One of Ms. Cargle’s earliest memories of race was in the sixth grade. She was told by her crush, who was white, that they’d never be a couple because she was black. Though she laughs now about the innocence of a first crush, the sting still lingers.

Left to fester, this treatment crystallizes into shame and a sense of inferiority, but for Ms. Cargle that wasn’t the case. “My mom taught me that I deserved to be heard and treated fairly and not to back down from people who were in power,” she said. She was encouraged to use her voice to fight for justice, no matter the power dynamics at play, and to work to be a part of conversations.

After high school Ms. Cargle spent two years at the University of Toledo.
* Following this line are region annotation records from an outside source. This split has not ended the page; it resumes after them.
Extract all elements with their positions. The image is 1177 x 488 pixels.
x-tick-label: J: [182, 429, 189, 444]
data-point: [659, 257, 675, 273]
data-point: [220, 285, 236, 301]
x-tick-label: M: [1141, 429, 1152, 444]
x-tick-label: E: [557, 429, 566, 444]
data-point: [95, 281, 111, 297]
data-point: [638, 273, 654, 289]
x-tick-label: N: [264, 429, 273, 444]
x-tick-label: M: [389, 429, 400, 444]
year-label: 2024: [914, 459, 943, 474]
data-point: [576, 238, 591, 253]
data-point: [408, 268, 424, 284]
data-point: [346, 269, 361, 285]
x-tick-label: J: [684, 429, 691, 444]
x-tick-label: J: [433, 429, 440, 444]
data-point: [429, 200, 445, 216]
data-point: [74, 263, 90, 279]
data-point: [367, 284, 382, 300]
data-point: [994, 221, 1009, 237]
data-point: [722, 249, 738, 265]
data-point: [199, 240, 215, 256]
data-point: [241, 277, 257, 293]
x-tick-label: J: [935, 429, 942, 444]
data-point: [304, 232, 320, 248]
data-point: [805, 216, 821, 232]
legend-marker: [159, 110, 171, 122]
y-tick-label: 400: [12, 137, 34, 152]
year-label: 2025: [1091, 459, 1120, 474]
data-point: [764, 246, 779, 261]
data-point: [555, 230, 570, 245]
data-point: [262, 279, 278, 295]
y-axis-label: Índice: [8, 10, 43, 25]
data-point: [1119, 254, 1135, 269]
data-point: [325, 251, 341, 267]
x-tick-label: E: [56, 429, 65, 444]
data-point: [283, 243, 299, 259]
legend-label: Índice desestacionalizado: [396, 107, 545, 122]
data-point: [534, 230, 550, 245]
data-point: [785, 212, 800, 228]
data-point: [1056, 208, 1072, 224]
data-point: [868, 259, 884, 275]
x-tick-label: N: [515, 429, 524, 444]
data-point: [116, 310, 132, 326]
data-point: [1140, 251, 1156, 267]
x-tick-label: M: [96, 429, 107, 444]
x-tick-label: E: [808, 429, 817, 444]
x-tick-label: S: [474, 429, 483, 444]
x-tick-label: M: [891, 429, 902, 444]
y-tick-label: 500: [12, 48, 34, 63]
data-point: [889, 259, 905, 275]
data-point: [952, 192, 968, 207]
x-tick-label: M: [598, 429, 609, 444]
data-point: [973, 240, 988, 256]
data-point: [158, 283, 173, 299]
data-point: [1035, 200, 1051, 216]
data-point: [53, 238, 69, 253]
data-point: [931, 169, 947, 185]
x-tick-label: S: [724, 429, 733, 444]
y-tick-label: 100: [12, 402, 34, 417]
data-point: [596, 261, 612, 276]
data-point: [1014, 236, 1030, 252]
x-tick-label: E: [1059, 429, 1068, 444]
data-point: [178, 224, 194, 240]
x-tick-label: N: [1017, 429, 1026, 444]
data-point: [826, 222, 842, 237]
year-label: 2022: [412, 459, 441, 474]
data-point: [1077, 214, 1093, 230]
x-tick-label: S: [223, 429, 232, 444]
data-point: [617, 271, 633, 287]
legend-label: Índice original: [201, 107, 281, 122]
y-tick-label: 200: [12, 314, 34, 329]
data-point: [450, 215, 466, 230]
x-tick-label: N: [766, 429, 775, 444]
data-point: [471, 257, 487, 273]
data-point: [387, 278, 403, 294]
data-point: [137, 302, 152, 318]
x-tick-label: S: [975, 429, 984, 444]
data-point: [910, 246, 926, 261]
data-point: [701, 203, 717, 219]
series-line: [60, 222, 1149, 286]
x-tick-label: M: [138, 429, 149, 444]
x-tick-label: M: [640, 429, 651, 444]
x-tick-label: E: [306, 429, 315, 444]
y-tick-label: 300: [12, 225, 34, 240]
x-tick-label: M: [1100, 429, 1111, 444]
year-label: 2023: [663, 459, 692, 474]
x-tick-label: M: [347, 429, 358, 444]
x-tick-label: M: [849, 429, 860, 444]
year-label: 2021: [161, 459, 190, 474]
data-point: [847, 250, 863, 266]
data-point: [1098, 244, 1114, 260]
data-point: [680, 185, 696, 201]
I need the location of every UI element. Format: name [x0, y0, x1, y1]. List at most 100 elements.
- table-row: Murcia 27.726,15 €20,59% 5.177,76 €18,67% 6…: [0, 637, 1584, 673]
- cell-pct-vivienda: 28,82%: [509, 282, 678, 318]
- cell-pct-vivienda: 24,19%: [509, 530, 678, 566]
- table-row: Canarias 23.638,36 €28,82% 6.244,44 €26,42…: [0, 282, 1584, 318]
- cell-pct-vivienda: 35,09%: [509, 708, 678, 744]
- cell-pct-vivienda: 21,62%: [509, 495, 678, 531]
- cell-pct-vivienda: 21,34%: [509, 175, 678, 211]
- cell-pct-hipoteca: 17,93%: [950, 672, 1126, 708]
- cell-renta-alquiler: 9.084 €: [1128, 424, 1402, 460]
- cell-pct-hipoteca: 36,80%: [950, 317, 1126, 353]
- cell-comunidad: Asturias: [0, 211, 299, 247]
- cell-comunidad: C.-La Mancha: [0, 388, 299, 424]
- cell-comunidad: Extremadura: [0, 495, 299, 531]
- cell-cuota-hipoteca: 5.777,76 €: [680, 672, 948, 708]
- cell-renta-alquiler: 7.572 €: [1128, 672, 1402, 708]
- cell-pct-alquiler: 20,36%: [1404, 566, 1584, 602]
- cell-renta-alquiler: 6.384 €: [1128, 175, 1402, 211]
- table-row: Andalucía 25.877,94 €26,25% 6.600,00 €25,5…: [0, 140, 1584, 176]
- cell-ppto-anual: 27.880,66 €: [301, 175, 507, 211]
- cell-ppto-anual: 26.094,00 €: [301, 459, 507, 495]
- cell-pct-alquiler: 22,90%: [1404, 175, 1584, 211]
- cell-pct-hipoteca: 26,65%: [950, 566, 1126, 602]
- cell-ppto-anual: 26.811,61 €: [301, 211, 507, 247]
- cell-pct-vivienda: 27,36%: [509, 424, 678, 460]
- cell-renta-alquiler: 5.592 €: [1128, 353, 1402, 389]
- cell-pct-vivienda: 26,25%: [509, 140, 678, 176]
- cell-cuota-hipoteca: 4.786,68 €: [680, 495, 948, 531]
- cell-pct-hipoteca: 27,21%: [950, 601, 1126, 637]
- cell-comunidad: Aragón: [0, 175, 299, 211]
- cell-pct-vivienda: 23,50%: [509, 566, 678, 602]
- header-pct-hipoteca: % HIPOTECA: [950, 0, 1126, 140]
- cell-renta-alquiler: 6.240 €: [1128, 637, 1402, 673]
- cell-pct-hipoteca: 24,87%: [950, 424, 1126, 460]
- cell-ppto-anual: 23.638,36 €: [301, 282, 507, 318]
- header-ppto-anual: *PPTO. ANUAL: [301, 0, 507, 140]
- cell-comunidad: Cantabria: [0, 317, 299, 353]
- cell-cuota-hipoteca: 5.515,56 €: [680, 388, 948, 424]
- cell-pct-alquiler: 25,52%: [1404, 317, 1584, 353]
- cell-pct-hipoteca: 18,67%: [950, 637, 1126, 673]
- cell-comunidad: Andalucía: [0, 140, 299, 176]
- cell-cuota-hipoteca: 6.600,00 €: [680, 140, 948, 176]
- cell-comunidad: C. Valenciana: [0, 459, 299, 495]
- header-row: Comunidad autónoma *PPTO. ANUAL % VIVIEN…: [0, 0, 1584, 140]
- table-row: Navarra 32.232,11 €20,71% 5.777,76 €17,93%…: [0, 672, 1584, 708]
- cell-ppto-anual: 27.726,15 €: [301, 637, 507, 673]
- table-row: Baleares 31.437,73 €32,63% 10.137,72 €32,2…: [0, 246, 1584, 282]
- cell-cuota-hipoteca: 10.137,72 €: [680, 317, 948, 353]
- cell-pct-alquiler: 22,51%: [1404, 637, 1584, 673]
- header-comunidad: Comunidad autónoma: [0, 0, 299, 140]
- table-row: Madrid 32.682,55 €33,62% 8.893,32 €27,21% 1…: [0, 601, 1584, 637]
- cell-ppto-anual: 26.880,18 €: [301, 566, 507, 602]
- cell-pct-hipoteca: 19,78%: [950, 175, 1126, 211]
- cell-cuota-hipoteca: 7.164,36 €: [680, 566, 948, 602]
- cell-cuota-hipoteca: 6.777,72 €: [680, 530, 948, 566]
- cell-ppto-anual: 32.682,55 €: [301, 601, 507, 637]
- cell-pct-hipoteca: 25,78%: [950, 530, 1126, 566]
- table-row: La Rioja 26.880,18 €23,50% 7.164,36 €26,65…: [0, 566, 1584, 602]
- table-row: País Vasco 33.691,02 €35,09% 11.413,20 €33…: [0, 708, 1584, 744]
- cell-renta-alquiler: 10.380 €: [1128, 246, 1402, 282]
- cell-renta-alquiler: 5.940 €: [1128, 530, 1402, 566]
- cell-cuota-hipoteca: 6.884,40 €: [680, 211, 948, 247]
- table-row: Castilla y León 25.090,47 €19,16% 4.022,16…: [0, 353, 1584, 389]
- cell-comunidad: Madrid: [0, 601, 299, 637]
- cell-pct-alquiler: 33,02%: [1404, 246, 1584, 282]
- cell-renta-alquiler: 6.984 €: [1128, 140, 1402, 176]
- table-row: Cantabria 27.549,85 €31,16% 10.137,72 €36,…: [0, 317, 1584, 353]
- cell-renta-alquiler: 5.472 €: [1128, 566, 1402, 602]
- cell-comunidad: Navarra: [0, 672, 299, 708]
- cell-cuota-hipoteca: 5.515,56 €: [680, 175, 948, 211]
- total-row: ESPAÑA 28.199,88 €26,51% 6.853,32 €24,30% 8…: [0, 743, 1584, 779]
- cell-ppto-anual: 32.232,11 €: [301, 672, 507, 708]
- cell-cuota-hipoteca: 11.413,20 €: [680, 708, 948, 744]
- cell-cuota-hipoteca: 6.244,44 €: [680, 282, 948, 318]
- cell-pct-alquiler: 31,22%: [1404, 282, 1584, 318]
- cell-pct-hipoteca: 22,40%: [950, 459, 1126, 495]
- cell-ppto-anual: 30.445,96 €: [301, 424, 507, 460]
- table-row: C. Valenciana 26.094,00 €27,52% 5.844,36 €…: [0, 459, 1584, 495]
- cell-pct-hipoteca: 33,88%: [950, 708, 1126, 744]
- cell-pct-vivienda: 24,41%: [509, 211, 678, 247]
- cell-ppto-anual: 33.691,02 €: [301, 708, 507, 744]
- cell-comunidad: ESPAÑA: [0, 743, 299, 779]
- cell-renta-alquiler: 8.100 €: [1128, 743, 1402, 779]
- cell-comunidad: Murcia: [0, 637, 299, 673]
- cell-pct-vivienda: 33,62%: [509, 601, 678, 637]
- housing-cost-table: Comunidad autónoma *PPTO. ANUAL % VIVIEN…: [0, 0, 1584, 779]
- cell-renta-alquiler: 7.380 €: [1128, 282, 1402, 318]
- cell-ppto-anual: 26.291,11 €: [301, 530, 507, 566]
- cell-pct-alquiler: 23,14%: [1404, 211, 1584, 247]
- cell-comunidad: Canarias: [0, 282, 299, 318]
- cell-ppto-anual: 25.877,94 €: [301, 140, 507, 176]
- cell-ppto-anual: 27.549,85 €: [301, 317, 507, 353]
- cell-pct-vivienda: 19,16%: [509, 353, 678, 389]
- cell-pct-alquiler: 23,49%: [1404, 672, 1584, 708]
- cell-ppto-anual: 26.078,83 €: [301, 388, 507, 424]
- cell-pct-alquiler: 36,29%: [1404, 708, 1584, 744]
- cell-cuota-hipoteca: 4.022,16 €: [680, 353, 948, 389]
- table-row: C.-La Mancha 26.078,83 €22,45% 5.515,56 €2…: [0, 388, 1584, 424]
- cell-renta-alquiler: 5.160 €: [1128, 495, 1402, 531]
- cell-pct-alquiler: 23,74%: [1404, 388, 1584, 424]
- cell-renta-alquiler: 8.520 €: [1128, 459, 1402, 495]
She recalled being blown away in her first anthropology and sociology classes on campus. “There were all these aspects of society I hadn’t considered and I was given a critical lens to start to consider how I exist in the world, how I relate to others,” she said.

She briefly attended Columbia University in 2018. “It gave me a dynamic classroom experience and I did learn a lot from my time there,” she said. She left the university following a racist incident that took place on campus in 2019. While she doesn’t credit her formal education to how she teaches, “the Columbia classroom gave me tools on how to best facilitate meaningful conversation.”

“I recognized there was no way I would be able to move through the world without social justice being a part of my work because it was a part of who I am existing in a black body, a female body,” Ms. Cargle said.

While she’s unwaveringly committed to fighting for justice, fighting does get exhausting. In an effort to skirt the often dire physical and emotional implications that social justice work can have — like in the case of activist Erica Garner, daughter of Eric Garner, who died at just 27 — she holds steadfast to the mantra that rest is a part of the revolution.

“In a world that’s constantly putting black people in a space of exhaustion, lack, labor, both physical and emotional, so I’m really leaning into the reality that me resting my black body, my black heart, my black mind is just as a part of the revolution as any other part of my work,” she said.

She’s also leaning into joy.

That means: Laughing often, calling friends, going through pictures, reminiscing about funny stories with the black people in her community. Her foundation, the Loveland Foundation, is work that is also for her another source of joy.

“Black women are the bedrock of so many aspects of our community, our homes, our churches, our neighborhoods,” Ms. Cargle said, “and so I have the gratefulness that the foundation is giving women healing which will undoubtedly give healing to every other aspect of the black community.”